Con la insensibilidad que últimamente se reserva para estos trances, el Valencia CF despidió el domingo a Ignacio Eizaguirre, un referente del club y, seguramente, el segundo mejor portero de su larga historia, tal como reconoció en su día Cañizares, no sé si por convicción o por simple cumplido. El caso es que después de Andoni Zubizarreta, sin duda el guardameta más grande, con mejor palmarés personal y más dilatado historial que ha pasado por Mestalla, figura Eizaguirre en segundo lugar. Por eso merecía algo mas que el frío y protocolario casi forzado homenaje que se le rindió el domingo. Los aficionados más señeros, se sintieron defraudados por el escaso realce que tuvo la despedida a uno de los emblemas del club, sobre todo si la comparamos con otras rimbombantes manifestaciones de duelo dispensadas a gentes de mucho menor relieve deportivo y trascendencia social que Iñaki.
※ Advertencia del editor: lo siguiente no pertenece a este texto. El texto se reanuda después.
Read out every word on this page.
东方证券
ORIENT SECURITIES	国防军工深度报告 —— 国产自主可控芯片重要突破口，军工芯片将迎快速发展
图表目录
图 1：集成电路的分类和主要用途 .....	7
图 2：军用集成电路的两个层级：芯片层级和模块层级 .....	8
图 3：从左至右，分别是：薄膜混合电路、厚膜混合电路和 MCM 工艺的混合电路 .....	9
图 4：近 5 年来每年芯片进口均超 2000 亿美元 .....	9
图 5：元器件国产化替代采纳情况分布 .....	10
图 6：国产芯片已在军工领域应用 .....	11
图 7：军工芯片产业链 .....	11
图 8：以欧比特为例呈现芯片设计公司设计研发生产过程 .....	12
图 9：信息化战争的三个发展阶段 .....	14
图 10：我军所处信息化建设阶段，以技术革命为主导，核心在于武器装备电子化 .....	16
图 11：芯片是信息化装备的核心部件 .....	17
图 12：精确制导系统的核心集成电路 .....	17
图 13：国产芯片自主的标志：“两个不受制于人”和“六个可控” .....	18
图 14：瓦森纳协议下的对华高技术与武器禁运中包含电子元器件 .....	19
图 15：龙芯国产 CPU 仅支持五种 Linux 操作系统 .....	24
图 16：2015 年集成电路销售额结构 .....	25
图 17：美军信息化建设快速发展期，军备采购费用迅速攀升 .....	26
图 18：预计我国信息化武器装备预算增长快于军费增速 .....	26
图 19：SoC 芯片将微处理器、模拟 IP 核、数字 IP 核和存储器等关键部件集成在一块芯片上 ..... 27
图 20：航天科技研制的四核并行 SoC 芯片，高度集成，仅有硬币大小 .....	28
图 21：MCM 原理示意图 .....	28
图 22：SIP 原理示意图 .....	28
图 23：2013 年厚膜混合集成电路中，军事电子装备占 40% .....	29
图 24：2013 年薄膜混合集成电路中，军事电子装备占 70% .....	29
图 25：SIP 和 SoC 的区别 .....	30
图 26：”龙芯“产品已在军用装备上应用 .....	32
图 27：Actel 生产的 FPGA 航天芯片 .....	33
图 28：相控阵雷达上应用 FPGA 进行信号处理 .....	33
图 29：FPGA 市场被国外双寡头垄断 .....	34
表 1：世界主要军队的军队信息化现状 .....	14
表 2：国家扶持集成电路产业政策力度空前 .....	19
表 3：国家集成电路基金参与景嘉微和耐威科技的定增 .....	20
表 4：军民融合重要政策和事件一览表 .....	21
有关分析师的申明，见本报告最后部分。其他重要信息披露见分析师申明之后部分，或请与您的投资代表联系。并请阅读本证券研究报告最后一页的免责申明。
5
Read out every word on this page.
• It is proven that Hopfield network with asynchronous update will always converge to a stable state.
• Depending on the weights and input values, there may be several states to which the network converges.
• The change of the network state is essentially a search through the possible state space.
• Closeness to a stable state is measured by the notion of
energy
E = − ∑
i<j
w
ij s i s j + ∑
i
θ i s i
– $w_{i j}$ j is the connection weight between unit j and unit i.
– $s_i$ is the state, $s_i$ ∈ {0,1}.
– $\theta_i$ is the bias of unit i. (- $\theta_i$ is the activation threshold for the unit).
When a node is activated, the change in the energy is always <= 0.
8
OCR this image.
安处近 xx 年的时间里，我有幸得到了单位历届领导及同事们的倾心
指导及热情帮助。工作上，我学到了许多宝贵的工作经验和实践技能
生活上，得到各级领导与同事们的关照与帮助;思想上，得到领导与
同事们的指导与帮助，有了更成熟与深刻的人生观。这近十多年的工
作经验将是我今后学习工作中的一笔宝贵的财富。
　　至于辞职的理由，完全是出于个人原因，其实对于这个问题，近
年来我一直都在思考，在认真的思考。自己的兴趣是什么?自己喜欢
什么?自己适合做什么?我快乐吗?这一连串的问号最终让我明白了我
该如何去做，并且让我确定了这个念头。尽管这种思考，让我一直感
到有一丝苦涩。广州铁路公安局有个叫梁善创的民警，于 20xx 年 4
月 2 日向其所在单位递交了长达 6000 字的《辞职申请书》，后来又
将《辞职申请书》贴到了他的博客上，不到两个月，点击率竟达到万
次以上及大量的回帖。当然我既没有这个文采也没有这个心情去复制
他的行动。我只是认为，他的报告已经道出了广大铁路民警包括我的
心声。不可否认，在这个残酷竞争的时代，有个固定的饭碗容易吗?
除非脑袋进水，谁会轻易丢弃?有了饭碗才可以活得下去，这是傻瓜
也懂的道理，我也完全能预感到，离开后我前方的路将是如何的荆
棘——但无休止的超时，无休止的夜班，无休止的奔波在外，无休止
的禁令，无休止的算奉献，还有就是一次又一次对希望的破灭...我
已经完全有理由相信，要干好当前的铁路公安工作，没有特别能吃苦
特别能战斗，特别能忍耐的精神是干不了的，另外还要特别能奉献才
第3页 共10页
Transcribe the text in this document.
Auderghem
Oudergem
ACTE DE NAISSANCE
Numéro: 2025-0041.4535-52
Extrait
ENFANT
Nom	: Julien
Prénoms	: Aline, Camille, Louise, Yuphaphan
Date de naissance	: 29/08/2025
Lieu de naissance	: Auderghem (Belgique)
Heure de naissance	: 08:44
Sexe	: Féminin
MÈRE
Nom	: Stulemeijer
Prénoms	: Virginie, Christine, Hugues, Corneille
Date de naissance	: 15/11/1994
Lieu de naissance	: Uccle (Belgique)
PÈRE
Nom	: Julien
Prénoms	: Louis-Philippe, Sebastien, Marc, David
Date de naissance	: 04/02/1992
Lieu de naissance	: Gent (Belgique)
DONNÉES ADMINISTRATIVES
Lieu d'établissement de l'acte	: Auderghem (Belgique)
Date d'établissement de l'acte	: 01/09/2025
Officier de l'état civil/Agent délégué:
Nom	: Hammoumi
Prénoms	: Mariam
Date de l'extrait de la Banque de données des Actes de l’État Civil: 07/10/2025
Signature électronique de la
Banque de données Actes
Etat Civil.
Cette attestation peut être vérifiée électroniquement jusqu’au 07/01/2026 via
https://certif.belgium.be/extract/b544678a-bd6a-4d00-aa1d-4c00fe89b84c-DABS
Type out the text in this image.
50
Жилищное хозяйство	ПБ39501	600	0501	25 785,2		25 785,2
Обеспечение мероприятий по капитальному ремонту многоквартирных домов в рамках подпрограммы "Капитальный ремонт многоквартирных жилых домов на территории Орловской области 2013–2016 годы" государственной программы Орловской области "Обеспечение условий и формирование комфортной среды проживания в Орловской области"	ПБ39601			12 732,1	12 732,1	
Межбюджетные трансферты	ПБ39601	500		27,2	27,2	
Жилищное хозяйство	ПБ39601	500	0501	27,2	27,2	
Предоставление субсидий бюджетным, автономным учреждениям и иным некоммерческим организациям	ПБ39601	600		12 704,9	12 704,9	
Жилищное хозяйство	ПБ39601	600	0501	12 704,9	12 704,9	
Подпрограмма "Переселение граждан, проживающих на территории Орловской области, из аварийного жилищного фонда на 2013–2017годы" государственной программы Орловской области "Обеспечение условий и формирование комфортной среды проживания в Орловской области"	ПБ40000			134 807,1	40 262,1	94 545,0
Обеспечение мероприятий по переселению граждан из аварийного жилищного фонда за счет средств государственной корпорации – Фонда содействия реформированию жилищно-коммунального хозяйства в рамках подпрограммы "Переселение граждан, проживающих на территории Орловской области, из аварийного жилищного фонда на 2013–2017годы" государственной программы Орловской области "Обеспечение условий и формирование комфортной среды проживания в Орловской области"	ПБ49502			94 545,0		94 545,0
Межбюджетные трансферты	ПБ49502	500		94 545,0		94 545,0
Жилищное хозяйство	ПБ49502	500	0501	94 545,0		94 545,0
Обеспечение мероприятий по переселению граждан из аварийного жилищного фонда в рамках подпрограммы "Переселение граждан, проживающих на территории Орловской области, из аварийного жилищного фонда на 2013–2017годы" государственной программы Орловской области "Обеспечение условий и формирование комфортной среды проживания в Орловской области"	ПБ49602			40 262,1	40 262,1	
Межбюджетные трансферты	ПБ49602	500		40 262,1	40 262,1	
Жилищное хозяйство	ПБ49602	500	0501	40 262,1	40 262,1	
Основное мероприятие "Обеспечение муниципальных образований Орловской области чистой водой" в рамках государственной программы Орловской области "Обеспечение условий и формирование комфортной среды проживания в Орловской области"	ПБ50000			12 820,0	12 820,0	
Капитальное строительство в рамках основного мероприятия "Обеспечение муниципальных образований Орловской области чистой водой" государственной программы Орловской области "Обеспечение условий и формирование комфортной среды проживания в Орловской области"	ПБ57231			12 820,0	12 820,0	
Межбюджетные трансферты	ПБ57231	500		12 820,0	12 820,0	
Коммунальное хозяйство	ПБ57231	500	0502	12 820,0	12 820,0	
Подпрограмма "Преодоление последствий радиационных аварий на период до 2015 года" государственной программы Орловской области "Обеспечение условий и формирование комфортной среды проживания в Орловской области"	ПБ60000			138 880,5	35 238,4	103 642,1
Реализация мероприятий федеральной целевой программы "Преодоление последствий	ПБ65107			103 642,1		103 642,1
Porque Eizaguirre no solo fue un excepcional guardameta, cuyos méritos relataba este lunes, en estas mismas páginas Julián García Candau, sino que además, tras su marcha del club a su Donosti natal, mantuvo una vinculación permanente con el cap i casal. A través de la familia Raga de Catarroja, sus eternos anfitriones en Valencia, Iñaki y su mujer volvían cada otoño a Valencia para cumplir con el ritual: ir a almorzar con Pasieguito, y salir a cazar a la Albufera con Tonico Puchades. Así fue hasta hace poco. La última vez que vino, Iñaki se acercó a comer al Maipi, sancta sanctorum del valencianismo, donde dio buena cuenta de un all i pebre. Una vez más, Gabi Serrano, actuó de maestro de ceremonias y nos convocó a unos cuantos periodistas. Fue allí donde a Vicent Chilet, que le entrevistaba, le regaló Eizaguirre un titular inolvidable: «¿Quién se pone guantes para acariciar el cuerpo de una mujer?» se preguntaba ante la sonrisa cómplice de su esposa.

Y, en efecto, con la retirada de Eizaguirre y también con la del recientemente fallecido Antoni Ramallets, su competidor y amigo en la selección, se acabó una hornada de porteros elegantes, pintureros, de planta impecable, que se adornaban en los vuelos tras la pelota y ofrecían composiciones artísticas a los fotógrafos. Pero que no solían usar guantes. Eizaguirre era un figurín, que sobre el campo obsequiaba a la grada con espectaculares palomitas, y fuera de él, las encandilaba a todas. Todo un galán de la época.

Tras él y Ramallets comienzan a surgir bajo los palos, porteros de otra estirpe. Se acaban los lujos y los adornos y se impone la austeridad, el magro y el ascetismo. El modelo de ese nuevo estilo es José Ángel Iribar, enjuto, desgarbado, siempre uniformado de negro, que no hace ni la más mínima concesión a la galería. Se enguantan unas manoplas enormes, que parecen escudos antimisiles, con las que envuelven la pelota en todas sus dimensiones. Son otro especie de porteros, que casi nada tienen que ver con estos clásicos, ya casi desaparecidos, a los habría que rendirles el cariñoso homenaje que se ganaron. Pero no. Al menos en el VCF, se empeñan en escatimárselo.